As soon as pediatric patients are diagnosed with juvenile idiopathic arthritis (JIA), they should also be screened for uveitis, says ophthalmologist Gary Holland, MD. Otherwise, the University of California, Los Angeles, provider says, “Kids who are diagnosed with JIA may not come to an ophthalmologist until they have vision-limiting complications.”
Uveitis is the most common extra-articular manifestation of JIA, and it is always chronic once it develops. Pediatric patients with uncontrolled chronic uveitis are at increased risk for cataracts and glaucoma, synechiae and vision loss. Until recently, recommendations for screening, monitoring and treating JIA patients were limited.
A First for the ACR/AF
On April 25, pediatric rheumatologist Sheila Angeles-Han, MD, MSc, and colleagues published the most comprehensive guideline for JIA-associated uveitis to date, containing 19 recommendations.1,2 The guideline appears in both Arthritis & Rheumatology and Arthritis Care & Research and is intended to aid clinical care for JIA patients at risk of, or already diagnosed with, uveitis.

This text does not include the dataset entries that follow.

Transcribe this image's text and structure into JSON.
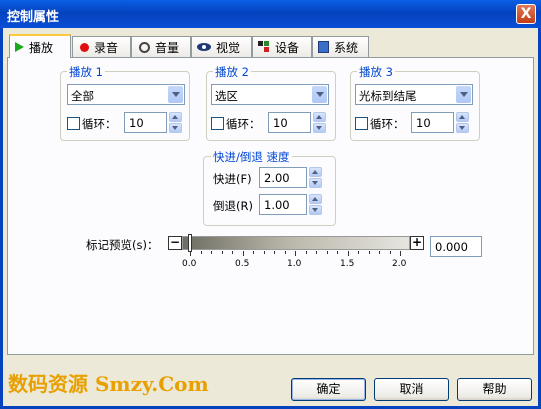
{
  "window": {
    "title": "控制属性",
    "close_label": "X"
  },
  "tabs": [
    {
      "label": "播放",
      "icon": "play-icon"
    },
    {
      "label": "录音",
      "icon": "record-icon"
    },
    {
      "label": "音量",
      "icon": "volume-icon"
    },
    {
      "label": "视觉",
      "icon": "eye-icon"
    },
    {
      "label": "设备",
      "icon": "device-icon"
    },
    {
      "label": "系统",
      "icon": "system-icon"
    }
  ],
  "play_groups": [
    {
      "title": "播放 1",
      "mode": "全部",
      "loop_label": "循环：",
      "loop_checked": false,
      "loop_count": "10"
    },
    {
      "title": "播放 2",
      "mode": "选区",
      "loop_label": "循环：",
      "loop_checked": false,
      "loop_count": "10"
    },
    {
      "title": "播放 3",
      "mode": "光标到结尾",
      "loop_label": "循环：",
      "loop_checked": false,
      "loop_count": "10"
    }
  ],
  "speed": {
    "title": "快进/倒退 速度",
    "forward_label": "快进(F)",
    "forward_value": "2.00",
    "rewind_label": "倒退(R)",
    "rewind_value": "1.00"
  },
  "marker_preview": {
    "label": "标记预览(s)：",
    "minus": "−",
    "plus": "+",
    "value": "0.000",
    "slider_value": 0.0,
    "ticks": [
      "0.0",
      "0.5",
      "1.0",
      "1.5",
      "2.0"
    ]
  },
  "watermark": "数码资源 Smzy.Com",
  "buttons": {
    "ok": "确定",
    "cancel": "取消",
    "help": "帮助"
  },
  "colors": {
    "titlebar": "#0A5FE6",
    "group_title": "#0046D5",
    "close": "#C43D14",
    "watermark": "#E8A000"
  }
}
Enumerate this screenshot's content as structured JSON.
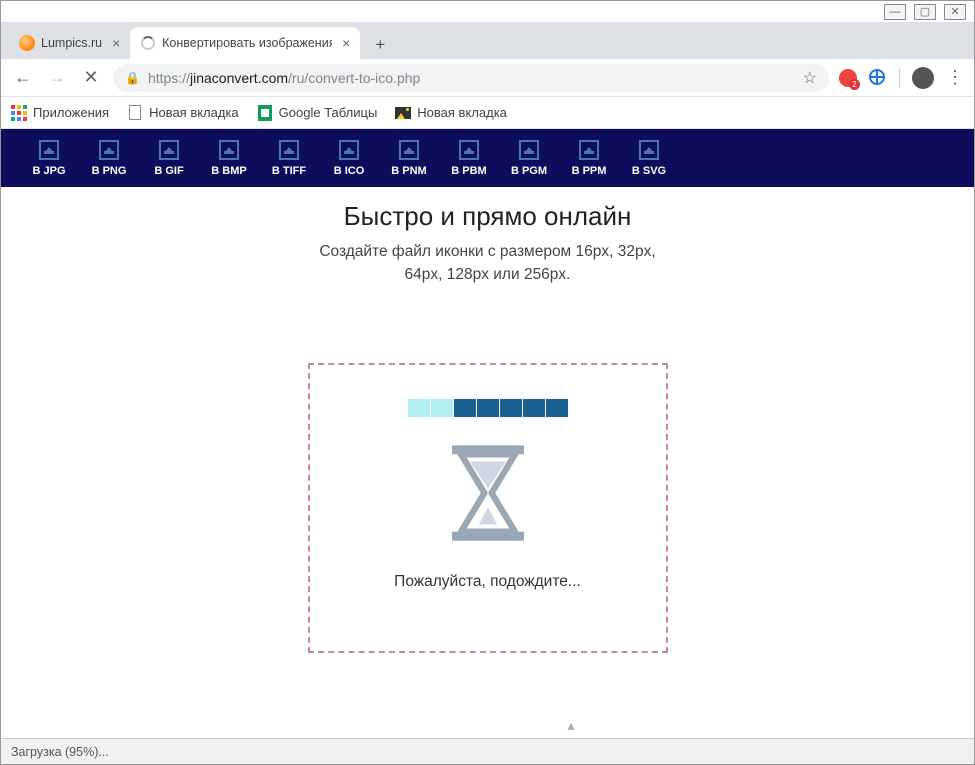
{
  "window_controls": {
    "min": "—",
    "max": "▢",
    "close": "✕"
  },
  "tabs": [
    {
      "title": "Lumpics.ru",
      "active": false,
      "favicon": "orange"
    },
    {
      "title": "Конвертировать изображения в",
      "active": true,
      "favicon": "spinner"
    }
  ],
  "address_bar": {
    "scheme": "https://",
    "host": "jinaconvert.com",
    "path": "/ru/convert-to-ico.php"
  },
  "ext_badge": "2",
  "bookmarks": [
    {
      "label": "Приложения",
      "icon": "apps"
    },
    {
      "label": "Новая вкладка",
      "icon": "file"
    },
    {
      "label": "Google Таблицы",
      "icon": "sheets"
    },
    {
      "label": "Новая вкладка",
      "icon": "pic"
    }
  ],
  "formats": [
    "В JPG",
    "В PNG",
    "В GIF",
    "В BMP",
    "В TIFF",
    "В ICO",
    "В PNM",
    "В PBM",
    "В PGM",
    "В PPM",
    "В SVG"
  ],
  "headline": "Быстро и прямо онлайн",
  "subline1": "Создайте файл иконки с размером 16px, 32px,",
  "subline2": "64px, 128px или 256px.",
  "wait_text": "Пожалуйста, подождите...",
  "status_text": "Загрузка (95%)..."
}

“From a uveitis standpoint, this is the first guideline from the ACR and the Arthritis Foundation [AF],” says Dr. Angeles-Han, an associate professor at Cincinnati Children’s Hospital Medical Center and the University of Cincinnati. “There have been guidelines [published by others that] focused on treatment of pediatric uveitis, and there is a clinical report from the American Academy of Pediatrics that addresses ophthalmic screening in children with JIA, but there are not as many focused on ophthalmic monitoring, or on escalation and tapering of treatment in children with JIA-associated uveitis.”
The new guideline recommends treatment with methotrexate and the monoclonal tumor necrosis factor inhibitors (TNFi’s), adalimumab and infliximab, for management of uveitis in JIA patients when systemic treatment is warranted. The addition of biologic and non-biologic drugs reduces children’s risk for vision loss. Although the guideline calls for topical glucocorticoid use as an initial treatment to control uveitis-associated inflammation, it also recommends limiting pediatric exposure to glucocorticoids due to the potential for ocular toxicity.
“Often, the ophthalmologist is going to see the patient more often than the rheumatologist or pediatrician, so it’s important they are aware of what the medication options are and can counsel patients who need to know what to expect,” says Dr. Holland, who helped create the new guideline. “I think it’s important, if they’re going to be monitoring the patient, to have this body of information available.”
The Recommendation Process
The recommendations were generated through a comprehensive process that involved rheumatologists, ophthalmologists with experience with uveitis, patient and family representatives, and methodology experts.